Highlighting the UK's growing inter-generational economic divide, the Resolution Foundation's study showed millennials aged between 15 and 35 fared significantly worse than their parents in Generation X during their first years of employment.

According to the study, the deep recession of 2008-9 and the subsequent slow recovery was responsible for the pay penalty suffered by millennials, with earnings for young people getting squeezed even before the start of the financial crisis.

The report was released by the Resolution Foundation on Monday to mark the launch of an Intergenerational Commission, which included members Frances O'Grady, general secretary of the TUC, and Carolyn Fairbairn, the director general of the CBI.

David Willetts, executive chair of the Resolution Foundation and chair of the Intergenerational Commission, said, ''Fairness between the generations is something public policy has ignored for too long. But it is rising up the agenda with the prime minister, politicians of all parties, business leaders and others rightly identifying it as a growing challenge,'' The Guardian reported.

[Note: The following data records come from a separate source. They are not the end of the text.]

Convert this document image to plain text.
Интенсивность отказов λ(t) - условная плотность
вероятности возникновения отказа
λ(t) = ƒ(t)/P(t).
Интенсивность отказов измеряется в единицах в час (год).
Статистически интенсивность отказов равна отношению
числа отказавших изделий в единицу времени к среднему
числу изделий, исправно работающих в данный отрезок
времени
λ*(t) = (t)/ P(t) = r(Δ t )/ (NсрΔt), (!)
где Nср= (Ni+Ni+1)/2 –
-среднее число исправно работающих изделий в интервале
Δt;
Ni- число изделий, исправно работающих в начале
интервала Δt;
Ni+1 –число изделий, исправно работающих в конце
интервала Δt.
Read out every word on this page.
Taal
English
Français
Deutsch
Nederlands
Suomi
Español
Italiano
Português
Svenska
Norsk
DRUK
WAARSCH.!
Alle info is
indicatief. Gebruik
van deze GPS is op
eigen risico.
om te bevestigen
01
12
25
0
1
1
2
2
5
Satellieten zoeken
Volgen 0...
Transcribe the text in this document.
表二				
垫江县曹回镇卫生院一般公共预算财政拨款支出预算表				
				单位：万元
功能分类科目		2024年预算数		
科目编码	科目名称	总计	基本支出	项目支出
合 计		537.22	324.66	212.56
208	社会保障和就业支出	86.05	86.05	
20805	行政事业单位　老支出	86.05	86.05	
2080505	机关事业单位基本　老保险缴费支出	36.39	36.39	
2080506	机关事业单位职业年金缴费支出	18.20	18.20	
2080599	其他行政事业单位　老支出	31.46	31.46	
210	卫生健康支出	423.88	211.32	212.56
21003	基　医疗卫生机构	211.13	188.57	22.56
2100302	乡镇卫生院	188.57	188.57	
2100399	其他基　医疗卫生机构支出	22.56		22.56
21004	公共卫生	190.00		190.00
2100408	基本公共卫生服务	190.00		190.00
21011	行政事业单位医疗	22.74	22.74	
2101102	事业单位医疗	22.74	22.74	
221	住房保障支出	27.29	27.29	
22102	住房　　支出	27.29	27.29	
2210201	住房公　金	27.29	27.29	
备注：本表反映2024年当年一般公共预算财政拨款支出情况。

The research showed that people aged between 15 and 35 had been hit hardest by recent pay squeezes.

The report warned of the ''growing divide between a more prosperous older generation and a struggling younger generation'' as said by Prime Minister Theresa May in her leadership speech last week.

The report highlighted that inequality would continue to grow for younger millennials who had entered the jobs market after the financial crisis.

Consequently, "baby boomers" were 50 per cent more likely to own their home by the time they were 30, as against millennials today, which meant the younger generation spent £44,000 more on rent by the age of 30.

''We've taken it for granted that each generation will do much better than the last – earning more and enjoying a higher standard of living,"  Evening Standard's online edition quoted Torsten Bell, director of the Resolution Foundation. "But that approach risked looking complacent given the realities of recent years and prospects for the future."